Over the past year, there have been hundreds of incidents of death or serious medical harm that were disclosed by hospitals in the Washington DC area, preventable errors that until recently have not required public reporting. Under laws that took effect last year in Virginia and a few years earlier in DC and Maryland, hospitals must report to health officials the many serious injuries that patients may suffer in the course of treatment. For example, in one case in DC, a patient was readmitted to the hospital complaining of serious leg pain after the surgeon operated on the wrong part of his spine.
While the public record in Virginia discloses the names of the hospitals involved, DC’s and Maryland’s do not. All three regions, however, give the American public a glimpse into the mistakes health experts call “never events”, because they should never happen: operations on the wrong body part, sponges being left in patients after surgery, and medication errors. At least twenty states require hospitals to report any incidence of hospital-acquired infection as well.
Patients, insurers and regulators are beginning to use this information to nudge health-care providers to ensure that such events never happen. In the past, insurance companies were billed when a doctor, nurse, or technician was responsible for injuring a patient; Maryland health regulators estimate that insurance companies paid $522 million last year to cover preventable complications in hospitals, which occurred in 55,000 of the state’s 800,000 inpatient cases. Now, however, many private and public insurers are following Medicare’s lead by refusing payment as a punishment to hospitals. They hope this act will encourage hospitals to make improvements in their system of care. For example, they will not pay for treating a urinary tract infection caused by a catheter.

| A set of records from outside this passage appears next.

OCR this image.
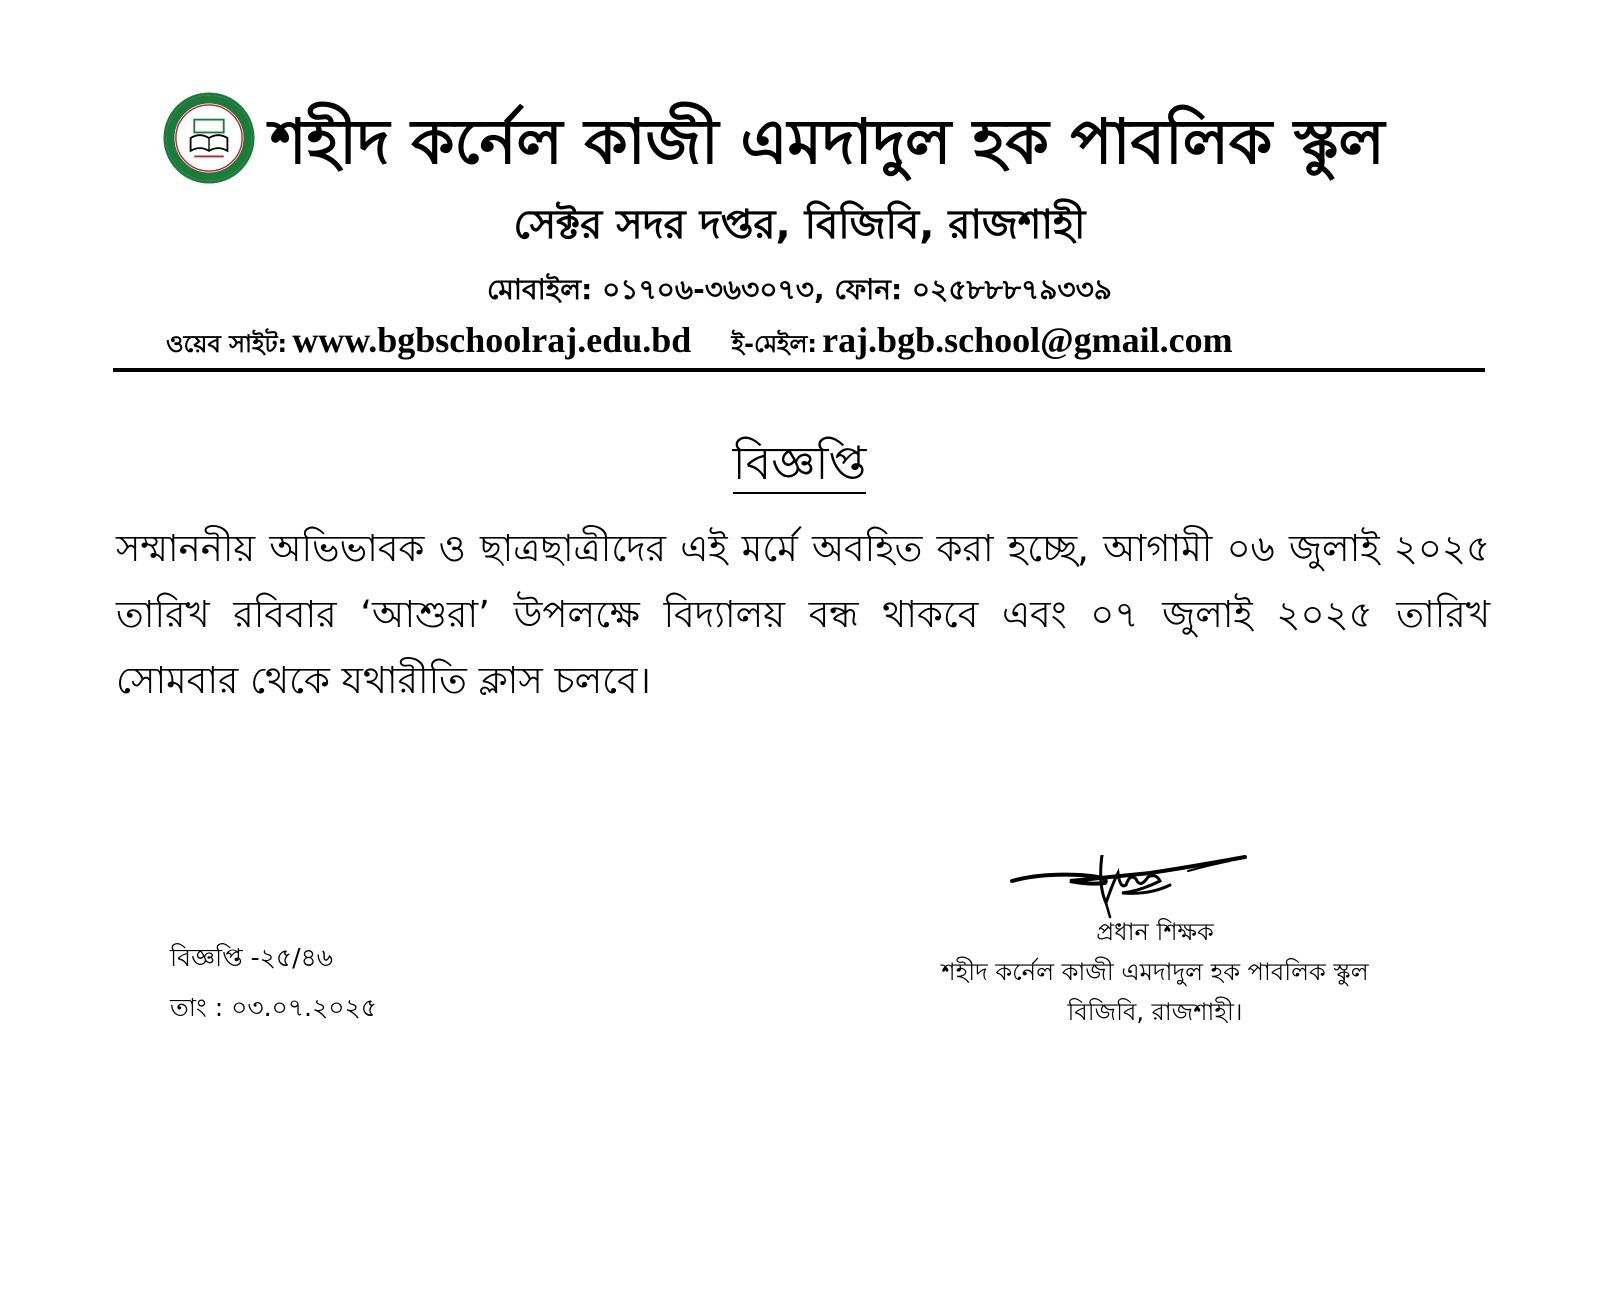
শহীদ কর্নেল কাজী এমদাদুল হক পাবলিক স্কুল
সেক্টর সদর দপ্তর, বিজিবি, রাজশাহী
মোবাইল: ০১৭০৬-৩৬৩০৭৩, ফোন: ০২৫৮৮৮৭৯৩৩৯
ওয়েব সাইট: www.bgbschoolraj.edu.bd ই-মেইল: raj.bgb.school@gmail.com
বিজ্ঞপ্তি
সম্মাননীয় অভিভাবক ও ছাত্রছাত্রীদের এই মর্মে অবহিত করা হচ্ছে, আগামী ০৬ জুলাই ২০২৫ তারিখ রবিবার ‘আশুরা’ উপলক্ষে বিদ্যালয় বন্ধ থাকবে এবং ০৭ জুলাই ২০২৫ তারিখ সোমবার থেকে যথারীতি ক্লাস চলবে।
বিজ্ঞপ্তি -২৫/৪৬
তাং : ০৩.০৭.২০২৫
প্রধান শিক্ষক
শহীদ কর্নেল কাজী এমদাদুল হক পাবলিক স্কুল
বিজিবি, রাজশাহী।
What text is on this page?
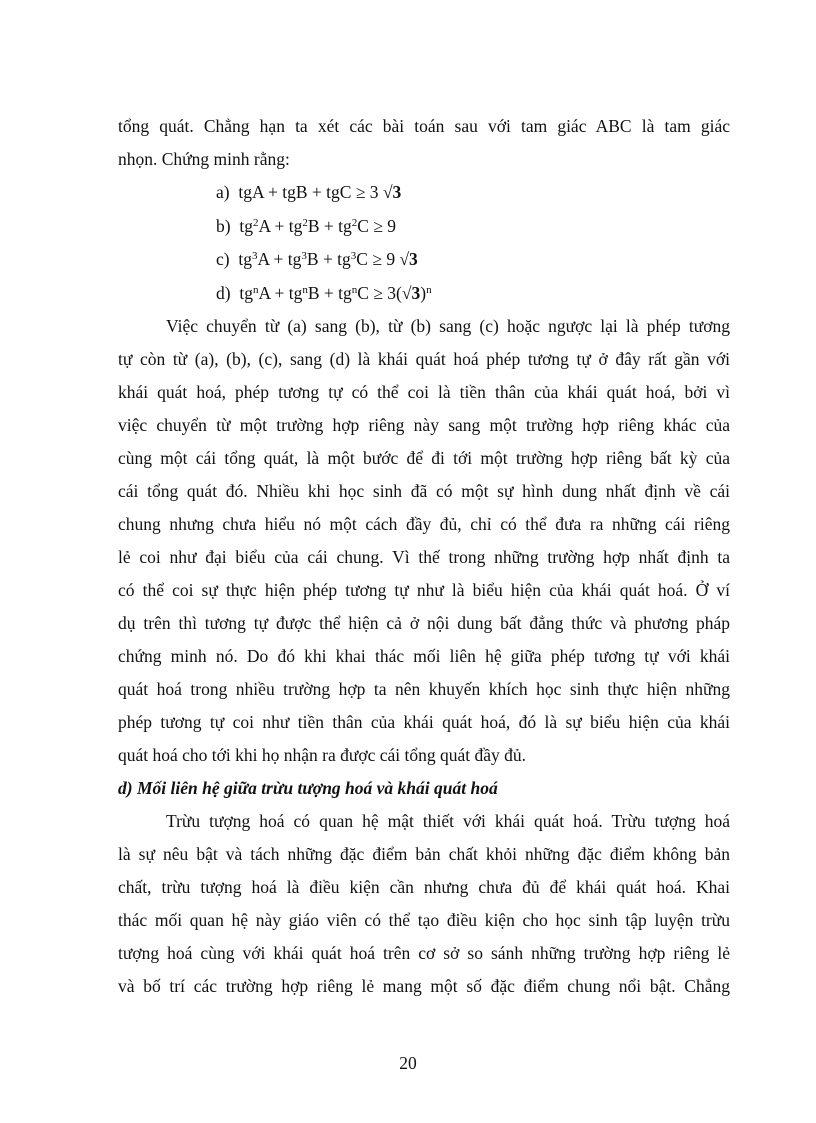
tổng quát. Chẳng hạn ta xét các bài toán sau với tam giác ABC là tam giác
nhọn. Chứng minh rằng:
a) tgA + tgB + tgC ≥ 3 √3
b) $tg^2A + tg^2B + tg^2C \ge 9$
c) $tg^3A + tg^3B + tg^3C \ge 9$ √3
d) $tg^nA + tg^nB + tg^nC \ge 3(√3)^n$
Việc chuyển từ (a) sang (b), từ (b) sang (c) hoặc ngược lại là phép tương
tự còn từ (a), (b), (c), sang (d) là khái quát hoá phép tương tự ở đây rất gần với
khái quát hoá, phép tương tự có thể coi là tiền thân của khái quát hoá, bởi vì
việc chuyển từ một trường hợp riêng này sang một trường hợp riêng khác của
cùng một cái tổng quát, là một bước để đi tới một trường hợp riêng bất kỳ của
cái tổng quát đó. Nhiều khi học sinh đã có một sự hình dung nhất định về cái
chung nhưng chưa hiểu nó một cách đầy đủ, chỉ có thể đưa ra những cái riêng
lẻ coi như đại biểu của cái chung. Vì thế trong những trường hợp nhất định ta
có thể coi sự thực hiện phép tương tự như là biểu hiện của khái quát hoá. Ở ví
dụ trên thì tương tự được thể hiện cả ở nội dung bất đẳng thức và phương pháp
chứng minh nó. Do đó khi khai thác mối liên hệ giữa phép tương tự với khái
quát hoá trong nhiều trường hợp ta nên khuyến khích học sinh thực hiện những
phép tương tự coi như tiền thân của khái quát hoá, đó là sự biểu hiện của khái
quát hoá cho tới khi họ nhận ra được cái tổng quát đầy đủ.
d) Mối liên hệ giữa trừu tượng hoá và khái quát hoá
Trừu tượng hoá có quan hệ mật thiết với khái quát hoá. Trừu tượng hoá
là sự nêu bật và tách những đặc điểm bản chất khỏi những đặc điểm không bản
chất, trừu tượng hoá là điều kiện cần nhưng chưa đủ để khái quát hoá. Khai
thác mối quan hệ này giáo viên có thể tạo điều kiện cho học sinh tập luyện trừu
tượng hoá cùng với khái quát hoá trên cơ sở so sánh những trường hợp riêng lẻ
và bố trí các trường hợp riêng lẻ mang một số đặc điểm chung nổi bật. Chẳng
20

In Maryland, the hospital association has agreed not to bill insurance companies for eight mistakes, such as transfusions using the wrong blood type and surgery on the wrong side. As part of a new initiative program, the state commission will begin ranking its hospitals on how often they commit fifty-two preventable mistakes; hospitals that commit the most mistakes will be required to bill insurers at a lower rate than hospitals who commit fewer mistakes. Fines will also be implemented as punishment for mistakes.
Additionally, the hospital association in Virginia has agreed not to bill insurance companies for several errors caused by hospital staff. Anthem Blue Cross and Blue Shield, Virginia’s largest private insurer, has stopped paying hospitals for four surgical mistakes: when the wrong body part is operated on; when the wrong procedure is done; when a foreign object is left in the patient requiring additional surgery, and when the wrong patient is operated on.
Finally, in DC, hospitals, nursing homes and clinics have reported 529 mistakes form July 2007 to June 2008; fourteen of these led to the death of a patient. So far, the District has tried not to use financial incentives to affect the hospitals’ behavior.